Case contributed by Vikas Shah
Diagnosis probable

Presentation

Mixed stress and urge urinary incontinence. Vaginal discomfort. Difficult defecation.

Patient Data

Age: 35 years
Gender: Female

Structural findings:
Unremarkable appearances of the urinary bladder, vagina, uterus, ovaries, anal canal and rectum. No evidence of endopelvic fascial defect. TVT (tension free transvaginal) tape is identified on the axial and coronal images as linear low signal structures extending from the lower anterior abdominal wall, passing posterior to the bladder neck. Symmetric appearances of the levator musculature. No lymphadenopathy and no bony abnormality.

Dynamic findings:
Measurements obtained using the PCL system at maximal straining are as follows:
Bladder neck: 37 mm below line (mild cystocele)
Uterine cervix: 12 mm below line (mild uterine descent)
Anorectal junction: 63 mm below line (moderate anorectal junction descent)
Anterior rectocele: 36 mm in depth (moderate sized anterior rectocele)
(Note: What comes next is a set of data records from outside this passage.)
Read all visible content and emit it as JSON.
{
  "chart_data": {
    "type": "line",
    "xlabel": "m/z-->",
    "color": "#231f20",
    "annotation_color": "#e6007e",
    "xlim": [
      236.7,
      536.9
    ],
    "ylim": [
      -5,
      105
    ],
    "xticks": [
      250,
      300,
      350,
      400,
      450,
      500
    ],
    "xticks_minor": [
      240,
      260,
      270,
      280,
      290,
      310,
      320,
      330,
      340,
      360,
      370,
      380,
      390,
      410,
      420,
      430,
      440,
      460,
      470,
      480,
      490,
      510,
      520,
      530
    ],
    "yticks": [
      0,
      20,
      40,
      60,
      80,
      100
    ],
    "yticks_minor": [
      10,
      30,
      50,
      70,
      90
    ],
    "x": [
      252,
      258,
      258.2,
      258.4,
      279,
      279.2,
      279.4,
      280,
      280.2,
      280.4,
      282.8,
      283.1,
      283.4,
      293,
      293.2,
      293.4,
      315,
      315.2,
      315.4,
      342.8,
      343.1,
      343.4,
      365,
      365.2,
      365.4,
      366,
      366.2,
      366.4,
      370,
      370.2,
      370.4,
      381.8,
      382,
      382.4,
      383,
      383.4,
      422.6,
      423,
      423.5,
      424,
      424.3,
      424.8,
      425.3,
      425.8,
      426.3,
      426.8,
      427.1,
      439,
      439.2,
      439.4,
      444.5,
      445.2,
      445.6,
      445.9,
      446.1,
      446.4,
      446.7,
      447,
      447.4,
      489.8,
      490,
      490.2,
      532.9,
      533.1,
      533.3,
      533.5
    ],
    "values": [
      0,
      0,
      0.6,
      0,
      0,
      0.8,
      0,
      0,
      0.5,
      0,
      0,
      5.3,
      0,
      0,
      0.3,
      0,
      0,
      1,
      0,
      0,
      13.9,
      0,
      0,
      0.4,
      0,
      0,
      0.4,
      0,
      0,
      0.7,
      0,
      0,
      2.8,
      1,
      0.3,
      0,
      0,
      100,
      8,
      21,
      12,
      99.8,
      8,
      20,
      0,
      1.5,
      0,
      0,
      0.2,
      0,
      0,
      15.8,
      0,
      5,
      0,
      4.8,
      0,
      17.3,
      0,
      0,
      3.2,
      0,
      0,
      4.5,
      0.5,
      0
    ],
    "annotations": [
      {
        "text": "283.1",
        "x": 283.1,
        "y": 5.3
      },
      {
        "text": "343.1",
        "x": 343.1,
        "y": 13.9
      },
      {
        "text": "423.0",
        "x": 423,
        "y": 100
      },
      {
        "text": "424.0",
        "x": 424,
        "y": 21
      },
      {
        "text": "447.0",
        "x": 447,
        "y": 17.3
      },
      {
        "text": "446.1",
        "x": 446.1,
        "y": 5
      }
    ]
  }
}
At the onset of evacuation, there is marked global pelvic floor descent. As the rectal gel is evacuated from the lumen, the posterior portion of the cystocele is allowed to enlarge and forms a relatively broad base compressing the anterior wall of the vagina. The gel within the rectocele is not expelled, but there is no significant rectal mucosal thickening and no intussusception or external prolapse. The angle between the bladder neck and urethra changes markedly during evacuation, in keeping with the clinical finding of urethral hypermobility. No definite loss of urine was observed during the study. There is no enterocele.

In summary:
No structural abnormality.
Moderate global pelvic floor descent, with the anterior and posterior compartments being the worst affected, with moderate sized anterior rectocele.
No rectoanal mucosal intussusception or external prolapse.
Reduction of vesico-urethral angle during evacuation in keeping with urethral hypermobility.

Case Discussion

The presence of the TVT reflects a previous attempt at treating the stress urinary incontinence. However there is marked descent of the urinary bladder on evacuation, and this with the change in urethral angle are anatomical changes that contribute to stress incontinence. There is also rectal descent along with a rectocele. The imaging findings can explain all of the symptoms.